Assume, however, that an LLM can output relatively accurate modal opinions for some populations. Suppose we present this model with a novel moral vignette for which we have no human data, and its output is intuitively surprising. Is this strong evidence that some populations of humans would form that judgment? Or should we suspect that the model has given a non-humanlike response, perhaps because it’s latched onto some unconsidered aspect of the prompt, or because the vignette is out of distribution for the model? In scenarios like this, the informativeness of the LLM’s output is impossible to assess without doing further confirmatory work with human participants.

One might try to steer a middle course between the replacement fan’s optimism and our pessimism by suggesting that evidence from LLMs, while useful enough to take the place of some human data, is nevertheless defeasible and relatively weak on its own. Dillion et al. may be espousing a version of this idea when they recommend taking “a broadly Bayesian perspective, with data from language models providing only a small adjustment in the probability of priors” (p.3).

We have no quarrel with the idea of using LLMs for small Bayesian updates. If GPT-4 classifies controlled forest burns as morally good, say, this gives a bit of reassurance that (some) humans would judge similarly. The problem with this suggestion is that many information sources can provide small Bayesian updates without thereby qualifying as blue-ribbon experimental data; not all useful evidence is admissible scientific evidence. So Dillion et al.’s modesty is appropriate, but it doesn’t significantly strengthen the case for replacement.

Here’s a final possible defense of replacement optimism. At present, LLMs are relatively immature, and we haven’t yet adequately probed the nature and extent of their ability to simulate human moral judgments. But these factors will improve over time. Conceivably, we’ll be so confident about a future GPT-n’s accuracy (for some populations, in some domains of interest) that we can cut humans out of the experimental process.

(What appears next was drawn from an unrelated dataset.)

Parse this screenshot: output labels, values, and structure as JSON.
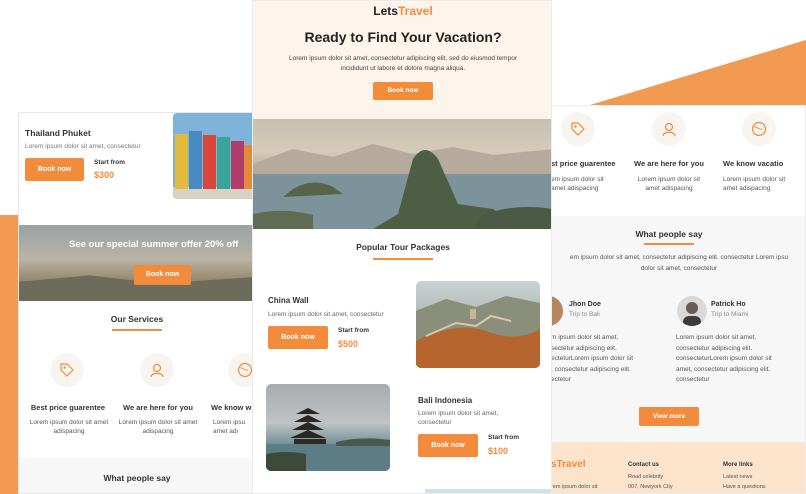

But this response appears to rest on a mistaken assumption about the stability of our judgments over time. Given their training data, language models offer a snapshot of average moral opinion over some fixed past period. But changing world events, personal experiences and social developments mean that moral views are always in flux—and major shifts can happen rapidly, as with American attitudes toward LGBT issues in the 2000s. Consequently, frequent and careful work with human participants will always be an integral part of moral psychology research.Footnote 1

While LLMs will undoubtedly prove useful to scientists, it’s unlikely that they can supplant human research participants in any significant way. We remain optimistic about a broader range of AI research applications in psychology and elsewhere. In general, the possibility of using LLMs to model or simulate human behavior presents rich possibilities and questions. The relevant conversations at the intersection of AI, philosophy of science, moral psychology, and ethics are only beginning.

On behalf of all authors, the corresponding author states that there is no conflict of interest.